= On the Tragic =

Philosophical book by Peter Wessel Zapffe

On the Tragic (Norwegian: Om det tragiske) is a philosophical work by Norwegian philosopher and writer Peter Wessel Zapffe, first published in 1941 as part of his doctoral thesis. The book investigates the concept of the tragic in human existence, analyzing it through the lenses of biology, psychology, and philosophy. It is considered one of Zapffe's most important works and a significant contribution to philosophical pessimism.

== Overview ==
On the Tragic is a philosophical work by Peter Wessel Zapffe that explores tragedy not as a literary genre, but as a biological and existential condition. Drawing on biology, psychology, and existential philosophy, Zapffe argues that humans possess an overdeveloped consciousness that renders them maladapted to life, generating internal contradictions and existential tension.

The book outlines how tragedy arises when an individual's core interests—such as survival, identity, or meaning—come into irreconcilable conflict. Zapffe distinguishes between heterotelic interests (oriented toward external goals) and autotelic interests (internally motivated), and classifies human behavior by levels of conscious control. When these forces clash without resolution, the result is the tragic condition.

Zapffe identifies a number of coping strategies—such as religious faith, distraction, that help humans avoid or contain existential despair. However, he maintains that these are psychological surrogates that obscure rather than resolve the fundamental contradiction of human existence.

The book draws on mythological and literary figures—Prometheus, Job, Antigone, and Faust—to illustrate how tragic tension is expressed symbolically in culture. In its final chapters, Zapffe advocates for a form of existential integrity: to acknowledge the tragic condition without illusion and to live in accordance with self-chosen values. The "tragic hero", for Zapffe, is one who transforms suffering into meaning through conscious resistance, even in the face of inevitable defeat.

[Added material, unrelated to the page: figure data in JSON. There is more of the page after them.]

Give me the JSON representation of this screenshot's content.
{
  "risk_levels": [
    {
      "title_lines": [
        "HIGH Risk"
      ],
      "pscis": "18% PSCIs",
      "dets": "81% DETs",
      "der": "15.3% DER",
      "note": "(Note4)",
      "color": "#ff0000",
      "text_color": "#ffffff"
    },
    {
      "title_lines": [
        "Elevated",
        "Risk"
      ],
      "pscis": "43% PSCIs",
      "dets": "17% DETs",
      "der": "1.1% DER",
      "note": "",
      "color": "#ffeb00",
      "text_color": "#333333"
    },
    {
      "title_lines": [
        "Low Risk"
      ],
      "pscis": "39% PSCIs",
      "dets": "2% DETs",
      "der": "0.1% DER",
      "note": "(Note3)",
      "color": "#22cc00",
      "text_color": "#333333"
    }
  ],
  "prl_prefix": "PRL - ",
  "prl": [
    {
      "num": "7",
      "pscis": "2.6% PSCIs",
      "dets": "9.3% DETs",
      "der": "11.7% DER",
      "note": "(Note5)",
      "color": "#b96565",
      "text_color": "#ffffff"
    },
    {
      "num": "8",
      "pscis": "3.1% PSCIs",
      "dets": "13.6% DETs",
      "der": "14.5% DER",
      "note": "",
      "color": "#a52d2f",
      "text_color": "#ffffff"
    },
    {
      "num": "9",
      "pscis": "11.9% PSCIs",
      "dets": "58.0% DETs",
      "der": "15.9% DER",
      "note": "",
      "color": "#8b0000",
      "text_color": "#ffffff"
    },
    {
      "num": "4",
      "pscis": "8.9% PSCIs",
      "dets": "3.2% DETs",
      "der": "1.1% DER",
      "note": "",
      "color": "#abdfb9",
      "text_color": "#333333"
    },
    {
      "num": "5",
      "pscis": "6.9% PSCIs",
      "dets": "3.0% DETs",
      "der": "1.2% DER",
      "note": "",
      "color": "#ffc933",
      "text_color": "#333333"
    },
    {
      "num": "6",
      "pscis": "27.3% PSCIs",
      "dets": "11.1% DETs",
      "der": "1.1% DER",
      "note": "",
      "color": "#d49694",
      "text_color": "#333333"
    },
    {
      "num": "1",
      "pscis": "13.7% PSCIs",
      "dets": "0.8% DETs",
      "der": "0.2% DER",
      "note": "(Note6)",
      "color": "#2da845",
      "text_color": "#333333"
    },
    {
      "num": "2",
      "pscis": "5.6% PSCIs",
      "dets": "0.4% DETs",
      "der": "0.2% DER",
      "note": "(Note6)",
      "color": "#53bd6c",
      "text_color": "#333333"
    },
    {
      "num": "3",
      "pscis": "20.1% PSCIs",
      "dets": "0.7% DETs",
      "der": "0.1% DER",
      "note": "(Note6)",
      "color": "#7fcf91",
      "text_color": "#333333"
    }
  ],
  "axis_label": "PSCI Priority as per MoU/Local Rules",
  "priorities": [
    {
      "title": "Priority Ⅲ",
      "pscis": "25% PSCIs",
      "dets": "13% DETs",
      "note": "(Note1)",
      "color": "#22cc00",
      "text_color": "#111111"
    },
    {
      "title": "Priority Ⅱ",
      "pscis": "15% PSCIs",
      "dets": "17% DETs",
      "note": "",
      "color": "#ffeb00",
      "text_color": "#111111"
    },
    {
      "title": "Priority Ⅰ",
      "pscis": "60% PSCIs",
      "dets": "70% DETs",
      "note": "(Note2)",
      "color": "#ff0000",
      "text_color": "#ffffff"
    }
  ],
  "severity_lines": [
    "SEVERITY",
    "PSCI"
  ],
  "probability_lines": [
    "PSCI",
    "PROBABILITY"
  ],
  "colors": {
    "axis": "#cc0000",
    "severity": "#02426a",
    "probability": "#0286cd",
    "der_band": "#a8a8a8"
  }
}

== Philosophical Position ==
The final chapters of the book advocate a sober acceptance of the tragic condition. Zapffe suggests that true dignity lies in recognizing the impossibility of resolving existential contradictions, yet choosing to act in accordance with autotelic values. This position culminates in the idea of the "tragic hero," who aligns his life with ideals even unto death — an act of resistance that transforms suffering into meaning.

==Reception==
On the Tragic was well received in academic circles in Norway but long remained untranslated. It gained renewed interest due to growing engagement with existentialist and pessimistic thought in the 21st century. Norwegian literary historian Jan-Erik Ebbestad Hansen has described the book as "a cornerstone of modern Norwegian philosophy.

In his biography Naken under kosmos (1999), Norwegian scholar Jørgen Haave provides detailed historical context on Zapffe's life and philosophical development, drawing from personal diaries and previously unpublished materials.

In 2024, biologist and essayist Dag O. Hessen published a reflective monograph titled Å tenke med Zapffe – forfatteren, filosofen, pessimisten, humoristen, klatreren, which explores Zapffe's philosophical and literary legacy.

Originally published in Russian in 2025 and translated into English by the author, Vladislav K. Pedder's monograph The Experience of the Tragic presents a systematic reinterpretation of Peter Wessel Zapffe's philosophy while introducing the concept of differential experience - an unmediated engagement with reality encompassing both discernment and transformative aspects that shape responsive patterns and systemic dynamics.

==Translations==
In 2024, the book was translated into English by Ryan L. Showler and published by Peter Lang. The English edition features introductory essays by Thomas Ligotti and David Benatar. The translation marked the first time Zapffe's major work became widely available to international audiences.

In 2025, a Russian translation by Vladislav K. Pedder was released by the independent publisher Totenburg.